Immaginatevi di essere a teatro, alla Scala di Milano per esempio, e di osservare l’ambiente maestoso che si erge davanti a voi: un’ampia sala a forma di ferro di cavallo sormontata da palchi e gallerie, mentre dietro di voi c’è il sipario chiuso, di un rosso acceso.


Se avete focalizzato nella vostra mente questa elegante sala, provate ora ad immaginarla occupata da scaffali pieni di libri posizionati al posto delle sedie in velluto rosso.
L’effetto finale è senz’altro stupefacente ma se volete vederlo con i vostri occhi non vi resta che andare in Argentina e visitare il Teatro Grand Splendid, progettato dagli architetti Peró e Torres Armengol, aperto nel 1919 e tramutato in libreria nel 2000 in seguito all’acquisto del teatro da parte del gruppo editoriale Yenny-El Ateneo, la catena di librerie più famosa dell’Argentina.

Prima di diventare una maestosa libreria, il teatro al numero 1860 di Santa Fe Avenue non è stato solo la “casa” di numerosi attori e ballerini ma è divenuto anche sede dell’emittente radiofonica di Glucksman, imprenditore austriaco e fondatore del teatro, e successivamente è stato trasformato in un cinema, dove venivano proiettati i film muti mentre l’orchestra suonava il tango dal vivo.

La nuova estetica dello spazio è stata studiata dall’architetto Fernando Manzone, il quale ha pensato bene di mantenere i palchetti del teatro a disposizione del pubblico per la consultazione dei libri e di collocare un caffè sul retro di quella che una volta era la scena.
I dettagli artistici degli affreschi e delle sculture sono rimasti gli stessi, così come l’illuminazione che contribuisce a rendere l’ambiente suggestivo.

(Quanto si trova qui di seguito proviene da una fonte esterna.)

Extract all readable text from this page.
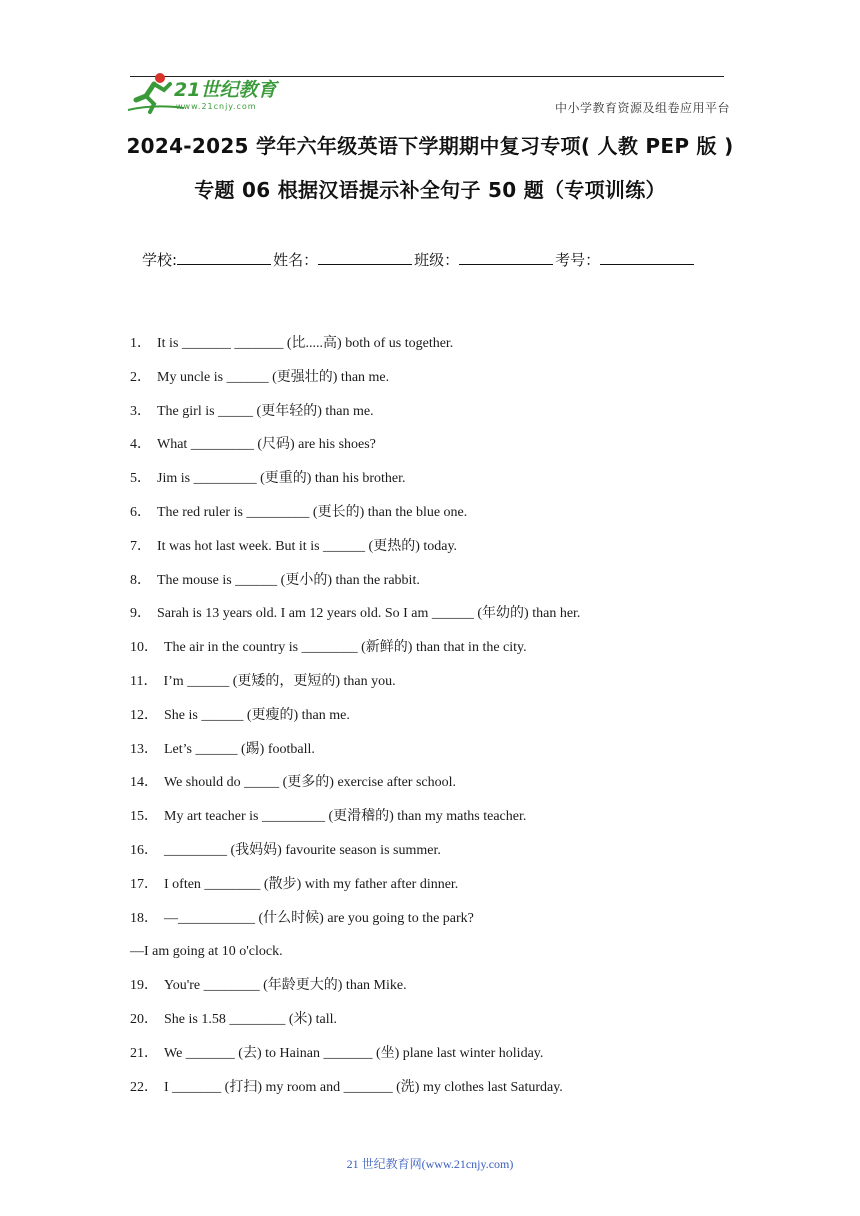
21世纪教育
www.21cnjy.com	中小学教育资源及组卷应用平台
2024-2025 学年六年级英语下学期期中复习专项( 人教 PEP 版 )
专题 06 根据汉语提示补全句子 50 题（专项训练）
学校:	姓名：	班级：	考号：
1． It is _______ _______ (比.....高) both of us together.
2． My uncle is ______ (更强壮的) than me.
3． The girl is _____ (更年轻的) than me.
4． What _________ (尺码) are his shoes?
5． Jim is _________ (更重的) than his brother.
6． The red ruler is _________ (更长的) than the blue one.
7． It was hot last week. But it is ______ (更热的) today.
8． The mouse is ______ (更小的) than the rabbit.
9． Sarah is 13 years old. I am 12 years old. So I am ______ (年幼的) than her.
10． The air in the country is ________ (新鲜的) than that in the city.
11． I’m ______ (更矮的，更短的) than you.
12． She is ______ (更瘦的) than me.
13． Let’s ______ (踢) football.
14． We should do _____ (更多的) exercise after school.
15． My art teacher is _________ (更滑稽的) than my maths teacher.
16． _________ (我妈妈) favourite season is summer.
17． I often ________ (散步) with my father after dinner.
18． —___________ (什么时候) are you going to the park?
—I am going at 10 o'clock.
19． You're ________ (年龄更大的) than Mike.
20． She is 1.58 ________ (米) tall.
21． We _______ (去) to Hainan _______ (坐) plane last winter holiday.
22． I _______ (打扫) my room and _______ (洗) my clothes last Saturday.
21 世纪教育网(www.21cnjy.com)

La sensazione che ne deriva è dunque quella di trovarsi ancora in un teatro ma circondati da più di 120.000 titoli disposti lungo tutte le pareti della platea in uno spazio complessivo di 2000 mq e una capienza di 1.050 persone.

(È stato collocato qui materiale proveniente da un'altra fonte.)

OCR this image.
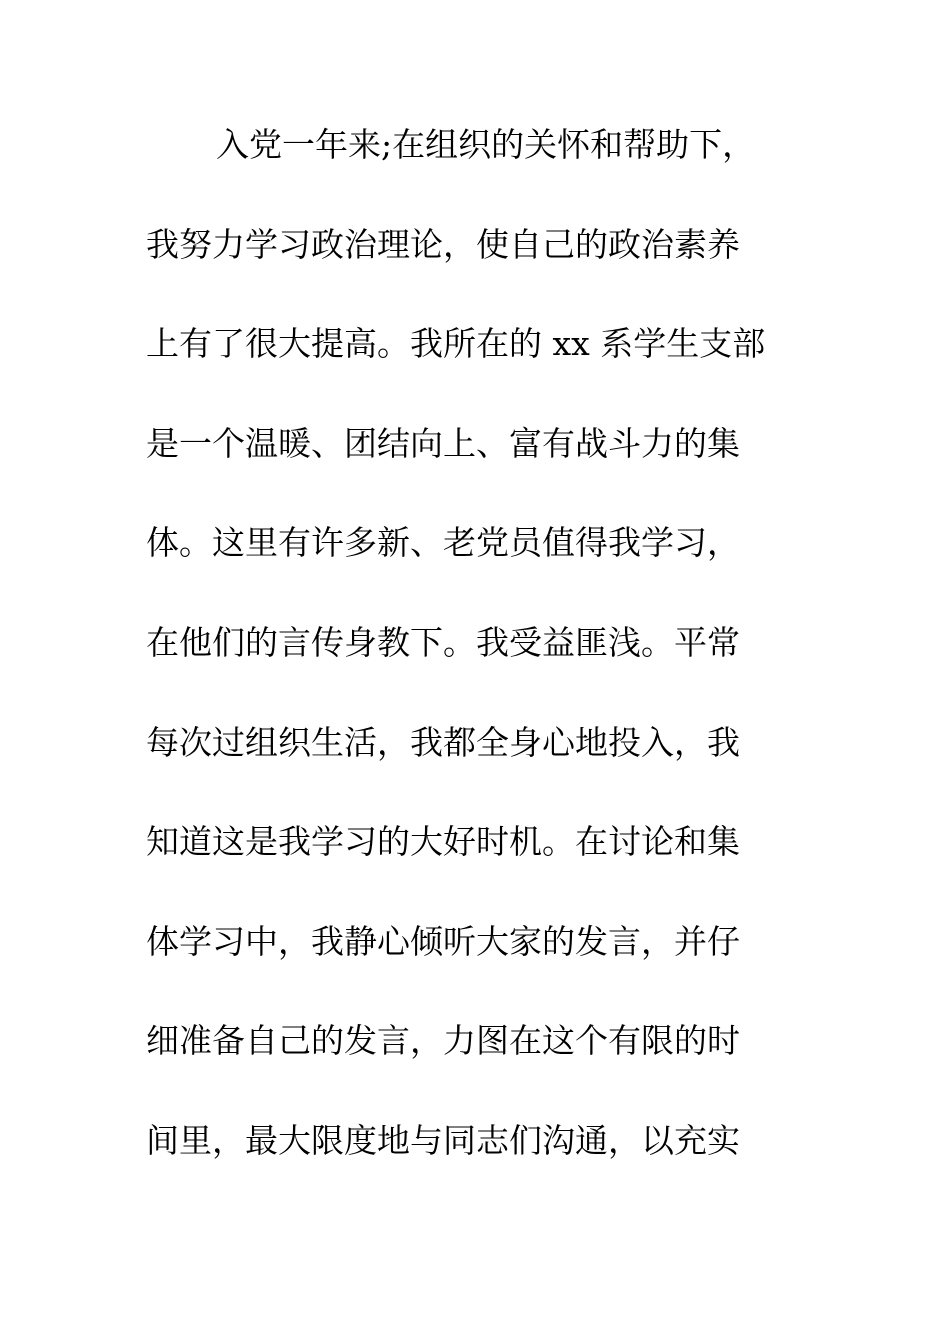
入党一年来;在组织的关怀和帮助下，
我努力学习政治理论，使自己的政治素养
上有了很大提高。我所在的 xx 系学生支部
是一个温暖、团结向上、富有战斗力的集
体。这里有许多新、老党员值得我学习，
在他们的言传身教下。我受益匪浅。平常
每次过组织生活，我都全身心地投入，我
知道这是我学习的大好时机。在讨论和集
体学习中，我静心倾听大家的发言，并仔
细准备自己的发言，力图在这个有限的时
间里，最大限度地与同志们沟通，以充实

La struttura è disposta su quattro piani: il primo e il secondo piano sono dedicati ai libri catalogati per genere; il terzo piano ospita musica classica e film d’autore; e infine il quarto piano e ultimo piano viene utilizzato per allestire esposizioni temporanee.
Al centro della platea c’è poi una scala che porta ad un piano interrato dove trovano spazio i libri per bambini.

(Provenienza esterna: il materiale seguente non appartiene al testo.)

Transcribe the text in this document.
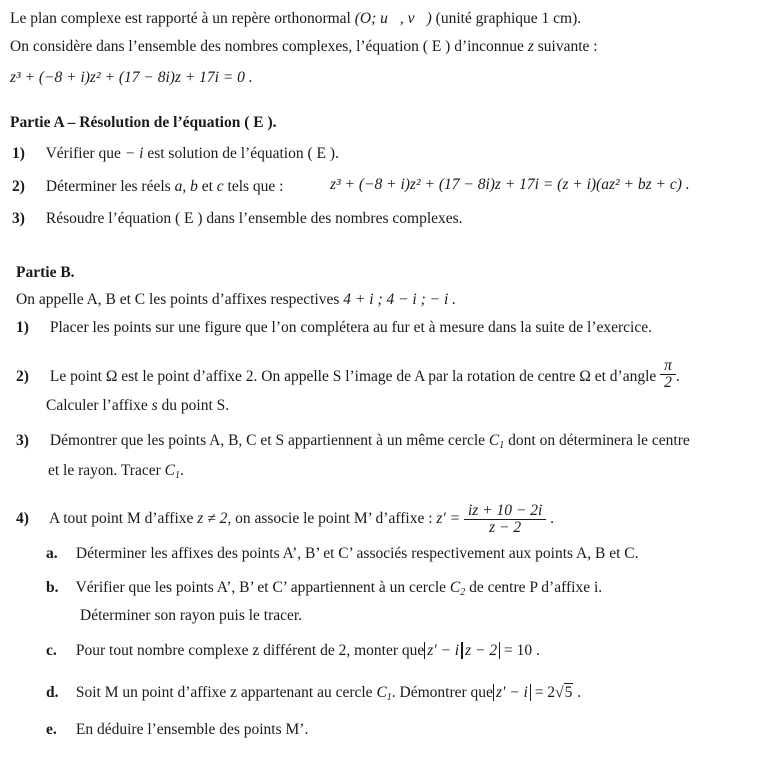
Le plan complexe est rapporté à un repère orthonormal (O; u⃗, v⃗) (unité graphique 1 cm).
On considère dans l’ensemble des nombres complexes, l’équation ( E ) d’inconnue z suivante :
z³ + (−8 + i)z² + (17 − 8i)z + 17i = 0 .
Partie A – Résolution de l’équation ( E ).
1) Vérifier que − i est solution de l’équation ( E ).
2) Déterminer les réels a, b et c tels que :	z³ + (−8 + i)z² + (17 − 8i)z + 17i = (z + i)(az² + bz + c) .
3) Résoudre l’équation ( E ) dans l’ensemble des nombres complexes.
Partie B.
On appelle A, B et C les points d’affixes respectives 4 + i ; 4 − i ; − i .
1) Placer les points sur une figure que l’on complétera au fur et à mesure dans la suite de l’exercice.
2) Le point Ω est le point d’affixe 2. On appelle S l’image de A par la rotation de centre Ω et d’angle $\frac{\pi}{2}$ .
Calculer l’affixe s du point S.
3) Démontrer que les points A, B, C et S appartiennent à un même cercle $C_1$ dont on déterminera le centre
et le rayon. Tracer $C_1$.
4) A tout point M d’affixe z ≠ 2, on associe le point M’ d’affixe : $z' = \frac{iz + 10 - 2i}{z - 2}$ .
a. Déterminer les affixes des points A’, B’ et C’ associés respectivement aux points A, B et C.
b. Vérifier que les points A’, B’ et C’ appartiennent à un cercle $C_2$ de centre P d’affixe i.
Déterminer son rayon puis le tracer.
c. Pour tout nombre complexe z différent de 2, monter que z' − i z − 2 = 10 .
d. Soit M un point d’affixe z appartenant au cercle $C_1$. Démontrer que z' − i = 2√5 .
e. En déduire l’ensemble des points M’.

Nel complesso la struttura trasmette un grande fascino; un luogo perfetto per sfogliare le pagine di un libro mentre si gusta un caffè sul palco circondati da luci e affreschi, sentendosi “protagonisti” della scena di fronte a tanta maestosità.
Non è dunque un caso che nel 2008 il quotidiano britannico «The  Guardian» abbia proclamato El Ateneo “la seconda libreria più bella al mondo“.